Source: s3a://landing/tpch/*.parquet (TPCH dataset downloaded via make datasets).

Column Type Source
Various TPCH columns varied tpch tables (lineitem, orders, customer, supplier, etc.)

2.2 Output Tables

Table Layer Key Columns
lakehouse.silver.tpch_joined_optimized Silver TPCH joins optimized with broadcast, sort-merge, and bucket strategies

3. Architecture

Architecture

TPCH parquets flow from S3 landing zone into Spark for join optimization demonstration.
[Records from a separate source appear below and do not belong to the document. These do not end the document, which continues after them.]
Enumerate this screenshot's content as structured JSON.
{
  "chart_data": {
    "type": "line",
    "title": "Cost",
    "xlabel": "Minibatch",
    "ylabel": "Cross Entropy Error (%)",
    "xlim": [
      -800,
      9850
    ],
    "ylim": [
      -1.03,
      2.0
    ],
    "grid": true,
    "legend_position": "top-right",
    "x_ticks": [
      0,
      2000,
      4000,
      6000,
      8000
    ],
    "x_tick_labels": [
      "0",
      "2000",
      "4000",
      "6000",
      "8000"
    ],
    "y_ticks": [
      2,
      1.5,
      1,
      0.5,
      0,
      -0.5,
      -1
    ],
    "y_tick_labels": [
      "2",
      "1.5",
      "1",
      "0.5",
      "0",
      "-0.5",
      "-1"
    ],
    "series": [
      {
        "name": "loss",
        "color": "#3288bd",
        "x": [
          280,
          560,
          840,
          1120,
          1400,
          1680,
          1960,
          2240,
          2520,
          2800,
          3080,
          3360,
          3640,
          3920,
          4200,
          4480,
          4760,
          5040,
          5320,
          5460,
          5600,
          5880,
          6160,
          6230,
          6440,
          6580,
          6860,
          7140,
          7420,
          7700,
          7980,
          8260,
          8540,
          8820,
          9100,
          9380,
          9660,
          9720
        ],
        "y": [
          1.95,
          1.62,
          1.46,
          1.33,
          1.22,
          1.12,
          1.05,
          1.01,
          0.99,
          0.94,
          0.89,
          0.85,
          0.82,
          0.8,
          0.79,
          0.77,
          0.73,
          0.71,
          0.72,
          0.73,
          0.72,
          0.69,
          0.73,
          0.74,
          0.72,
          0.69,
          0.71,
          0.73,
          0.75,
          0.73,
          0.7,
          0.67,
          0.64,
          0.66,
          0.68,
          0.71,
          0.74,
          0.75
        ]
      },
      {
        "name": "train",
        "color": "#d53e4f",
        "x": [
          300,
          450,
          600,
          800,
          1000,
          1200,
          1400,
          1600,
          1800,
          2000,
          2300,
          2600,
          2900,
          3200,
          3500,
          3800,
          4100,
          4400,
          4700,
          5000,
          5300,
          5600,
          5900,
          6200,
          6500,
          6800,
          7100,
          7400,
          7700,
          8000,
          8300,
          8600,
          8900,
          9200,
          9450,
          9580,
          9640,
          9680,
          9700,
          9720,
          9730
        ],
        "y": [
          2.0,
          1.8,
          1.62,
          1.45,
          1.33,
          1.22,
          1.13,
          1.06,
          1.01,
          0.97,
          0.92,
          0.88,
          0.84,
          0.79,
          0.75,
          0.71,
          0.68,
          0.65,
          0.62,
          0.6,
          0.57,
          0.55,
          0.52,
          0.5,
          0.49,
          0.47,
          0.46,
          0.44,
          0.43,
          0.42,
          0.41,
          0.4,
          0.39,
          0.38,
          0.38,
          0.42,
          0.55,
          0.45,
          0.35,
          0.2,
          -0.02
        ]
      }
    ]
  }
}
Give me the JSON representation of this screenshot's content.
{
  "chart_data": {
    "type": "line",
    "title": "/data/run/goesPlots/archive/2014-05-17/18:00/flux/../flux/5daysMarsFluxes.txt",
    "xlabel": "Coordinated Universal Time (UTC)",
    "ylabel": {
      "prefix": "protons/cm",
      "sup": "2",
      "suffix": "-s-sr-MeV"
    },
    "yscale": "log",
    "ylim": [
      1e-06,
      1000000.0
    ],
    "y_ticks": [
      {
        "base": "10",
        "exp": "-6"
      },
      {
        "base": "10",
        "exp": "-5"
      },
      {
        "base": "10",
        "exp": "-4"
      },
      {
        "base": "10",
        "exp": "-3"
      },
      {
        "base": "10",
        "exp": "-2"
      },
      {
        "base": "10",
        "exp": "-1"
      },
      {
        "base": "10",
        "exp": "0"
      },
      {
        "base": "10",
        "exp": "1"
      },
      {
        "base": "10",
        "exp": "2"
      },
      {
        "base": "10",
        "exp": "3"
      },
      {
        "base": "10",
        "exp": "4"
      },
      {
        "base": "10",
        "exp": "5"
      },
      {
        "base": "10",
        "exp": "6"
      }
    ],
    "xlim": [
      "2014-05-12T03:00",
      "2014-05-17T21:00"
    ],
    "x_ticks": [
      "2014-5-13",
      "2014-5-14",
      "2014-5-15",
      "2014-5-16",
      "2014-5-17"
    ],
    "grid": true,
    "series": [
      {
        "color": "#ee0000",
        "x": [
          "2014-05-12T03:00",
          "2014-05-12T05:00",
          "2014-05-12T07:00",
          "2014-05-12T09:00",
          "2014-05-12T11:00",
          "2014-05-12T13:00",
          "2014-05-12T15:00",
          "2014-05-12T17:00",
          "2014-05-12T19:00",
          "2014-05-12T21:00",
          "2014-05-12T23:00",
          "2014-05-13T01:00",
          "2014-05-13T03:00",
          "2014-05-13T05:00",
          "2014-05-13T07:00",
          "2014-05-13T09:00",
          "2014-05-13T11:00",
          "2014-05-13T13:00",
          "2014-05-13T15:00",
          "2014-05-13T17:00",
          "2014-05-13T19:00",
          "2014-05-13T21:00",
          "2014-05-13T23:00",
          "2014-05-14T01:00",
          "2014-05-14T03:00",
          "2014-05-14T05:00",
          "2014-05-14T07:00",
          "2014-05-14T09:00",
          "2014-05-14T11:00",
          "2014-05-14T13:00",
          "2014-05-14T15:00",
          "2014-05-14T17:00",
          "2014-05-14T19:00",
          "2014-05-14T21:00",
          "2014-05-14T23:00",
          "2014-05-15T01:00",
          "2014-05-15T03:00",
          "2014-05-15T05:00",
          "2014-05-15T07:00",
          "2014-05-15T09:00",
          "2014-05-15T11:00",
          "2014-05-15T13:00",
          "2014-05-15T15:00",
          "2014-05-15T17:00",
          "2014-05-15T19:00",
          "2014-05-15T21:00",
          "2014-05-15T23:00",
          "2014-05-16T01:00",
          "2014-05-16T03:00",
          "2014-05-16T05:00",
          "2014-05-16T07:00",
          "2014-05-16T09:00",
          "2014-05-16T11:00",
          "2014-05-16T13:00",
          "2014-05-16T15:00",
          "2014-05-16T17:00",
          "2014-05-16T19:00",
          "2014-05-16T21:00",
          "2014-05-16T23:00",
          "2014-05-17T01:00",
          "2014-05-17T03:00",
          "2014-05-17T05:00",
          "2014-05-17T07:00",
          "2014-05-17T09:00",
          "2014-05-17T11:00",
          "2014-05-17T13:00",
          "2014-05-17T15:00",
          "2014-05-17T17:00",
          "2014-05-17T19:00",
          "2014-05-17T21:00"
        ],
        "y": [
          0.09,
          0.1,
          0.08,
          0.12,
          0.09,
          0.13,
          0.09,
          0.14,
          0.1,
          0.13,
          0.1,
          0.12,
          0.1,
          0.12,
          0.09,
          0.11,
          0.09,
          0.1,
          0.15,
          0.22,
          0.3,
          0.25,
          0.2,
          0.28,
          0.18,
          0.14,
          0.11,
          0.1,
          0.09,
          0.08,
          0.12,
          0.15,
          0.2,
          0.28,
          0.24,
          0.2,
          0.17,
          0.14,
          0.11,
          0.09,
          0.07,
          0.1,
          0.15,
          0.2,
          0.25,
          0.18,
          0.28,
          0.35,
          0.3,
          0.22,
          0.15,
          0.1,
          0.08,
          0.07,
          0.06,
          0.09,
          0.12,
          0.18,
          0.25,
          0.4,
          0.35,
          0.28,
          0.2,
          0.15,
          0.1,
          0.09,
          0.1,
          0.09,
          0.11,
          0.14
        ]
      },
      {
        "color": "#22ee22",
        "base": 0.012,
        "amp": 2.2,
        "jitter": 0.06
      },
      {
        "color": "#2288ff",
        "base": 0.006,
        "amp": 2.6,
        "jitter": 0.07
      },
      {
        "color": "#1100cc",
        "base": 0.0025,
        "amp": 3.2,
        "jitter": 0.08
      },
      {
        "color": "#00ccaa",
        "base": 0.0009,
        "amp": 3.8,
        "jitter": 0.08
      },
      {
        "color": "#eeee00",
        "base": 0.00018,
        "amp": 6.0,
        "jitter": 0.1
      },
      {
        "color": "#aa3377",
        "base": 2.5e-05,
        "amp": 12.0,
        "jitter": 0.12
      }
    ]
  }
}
Multiple join strategies (broadcast, sort-merge, bucket) are applied to TPCH tables, with performance comparison output showing which strategy is optimal for each data size and join key configuration.

4. Notebooks

  • Zeppelin (Scala): zeppelin/notebook.zpln — Sections: Overview, Read TPCH Tables, Broadcast Join (small table), Sort-Merge Join (large tables), Bucket Join (bucketed tables), Compare Performance, Verify
  • Jupyter (PySpark): jupyter/notebook.ipynb — Same sections; same join optimization logic using PySpark with hint("broadcast"), default sort-merge, and bucket configuration

Both languages implement identical join optimization approaches with multiple strategies and performance comparison sections.

5. Orchestration

Airflow DAG: join_optimization_tpch — a scheduled batch DAG.

6. Usage

  1. Ensure the silver Iceberg namespace exists: scripts/register_iceberg.py
  2. Populate the landing zone: make datasets
  3. Open either notebook on the Atlas stack, or trigger the Airflow DAG:
    airflow dags trigger join_optimization_tpch
    
  4. Verify:
    spark-sql -e "SELECT COUNT(*) FROM lakehouse.silver.tpch_joined_optimized"
    

7. Dependencies

  • Dataset: TPCH dataset from s3a://landing/tpch/
  • Atlas services: A1-A4 (Spark, Iceberg, S3 catalog, lakehouse catalog)
  • Other: None

8. Known Issues & Caveats

Notebook execution and Scala/PySpark parity are live-gated on Atlas A1-A4. The silver namespace must exist; run scripts/register_iceberg.py first. Performance comparison results are illustrative and depend on data volume and cluster configuration. Bucket joins require both tables to be bucketed on the join key.